The deployment – take two



At one thirty this morning me and the boys crashed out at the Village Hotel in Coventry having just dropped Mark off at the airport for his return flight to Afghanistan.  It will be ten weeks until I see him again. 
The past two weeks have been amazing. When Mark left the first time there were traces of him all over – shirts to be ironed, ground coffee in the fridge, wellies by the door.  His absence was everywhere and whilst in those early days it made me feel a little bit a like a widow when it came to him coming home again there was a ready made gap for him to fit right into and it was like he hadn’t been gone at all.  
In the same way Mark was able to walk straight back into his place in our home, within 12 hours of getting home he and Alby were back on track as father and son – giggles, cuddles, reverse sits, bashes and all. (For the record, Mark and Percy were back on track within a second of Mark walking through the door with Percy actually bursting, via a jump and a bark, with excitement at seeing him again.) 

The past two weeks have been amazing.  My boys and I can make a great team and it’s fab when we get the chance to be such.  There have been a lot of smiles, giggles, bashes and cuddles in this house over the past 14 days.  What’s more, I’ve been going to bed by 10pm each night – hurrah!

Alongside the fun, there have been some emotional moments and some testing moments – I’m a wife and a mother and I don’t think it would be possible to be such and not have them, but either way all have been truly positive educational moments.   Parenting is a constantly evolving role and I’m lucky, Mark may not be here all the time but I’m not a single parent and when I get my better half around we get to look at things together, work on things together and look ahead together.  It does challenge me – both in how I look at and respond to things, but that’s good.  I know that I’m a work in progress and I think we should always strive to be better people; to learn, to grow and to develop.

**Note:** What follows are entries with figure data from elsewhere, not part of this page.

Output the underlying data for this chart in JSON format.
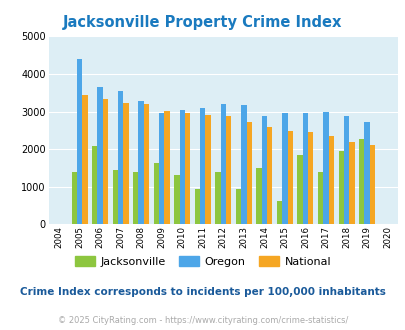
{
  "title": "Jacksonville Property Crime Index",
  "years": [
    2004,
    2005,
    2006,
    2007,
    2008,
    2009,
    2010,
    2011,
    2012,
    2013,
    2014,
    2015,
    2016,
    2017,
    2018,
    2019,
    2020
  ],
  "jacksonville": [
    null,
    1380,
    2080,
    1440,
    1400,
    1620,
    1300,
    950,
    1400,
    950,
    1500,
    620,
    1850,
    1400,
    1960,
    2280,
    null
  ],
  "oregon": [
    null,
    4400,
    3650,
    3540,
    3280,
    2960,
    3040,
    3100,
    3200,
    3180,
    2870,
    2970,
    2960,
    2980,
    2890,
    2720,
    null
  ],
  "national": [
    null,
    3440,
    3330,
    3230,
    3200,
    3010,
    2960,
    2920,
    2880,
    2720,
    2590,
    2490,
    2450,
    2360,
    2200,
    2110,
    null
  ],
  "jacksonville_color": "#8dc63f",
  "oregon_color": "#4da6e8",
  "national_color": "#f5a623",
  "plot_bg": "#ddeef5",
  "ylim": [
    0,
    5000
  ],
  "yticks": [
    0,
    1000,
    2000,
    3000,
    4000,
    5000
  ],
  "all_tick_years": [
    2004,
    2005,
    2006,
    2007,
    2008,
    2009,
    2010,
    2011,
    2012,
    2013,
    2014,
    2015,
    2016,
    2017,
    2018,
    2019,
    2020
  ],
  "footnote": "Crime Index corresponds to incidents per 100,000 inhabitants",
  "copyright": "© 2025 CityRating.com - https://www.cityrating.com/crime-statistics/",
  "title_color": "#1a7abf",
  "footnote_color": "#1a5a9a",
  "copyright_color": "#aaaaaa",
  "bar_width": 0.26
}
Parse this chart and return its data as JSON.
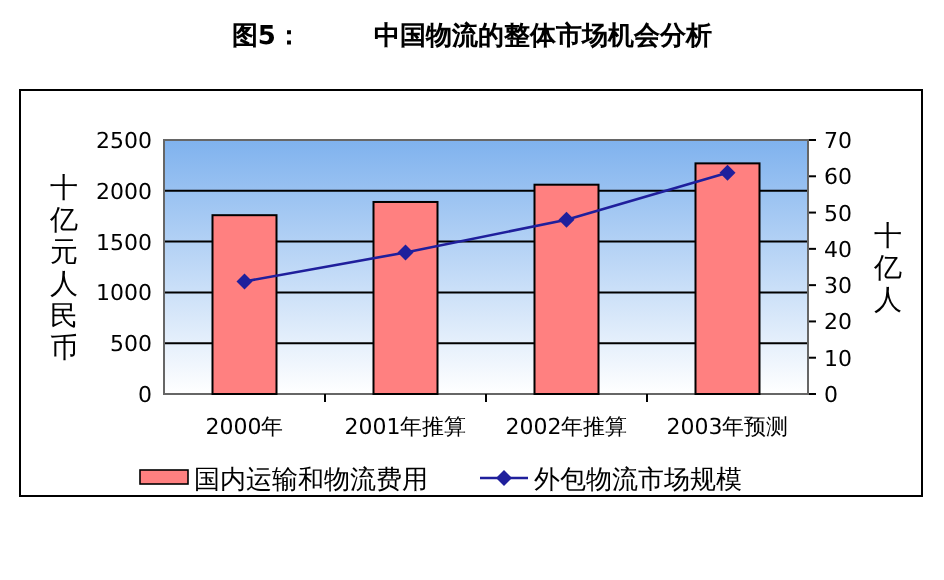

Mark has always inspired me and I enter into the next ten weeks with his words, thoughts and love ringing in my ears.  At the moment I don’t miss him, so strong is his presence that I feel like he’s still here. I didn’t find saying goodbye last night sad or emotional, I’m proud of him – who he is as a husband as a father and as a soldier.  And so the next ten weeks begin.  I’m going to try to be the best wife and mother I can be to all my boys.  The to do lists are already written, I’ve got a stack of reading on my bedside but for now, I’m going to give myself the best gift I can – a good nights sleep.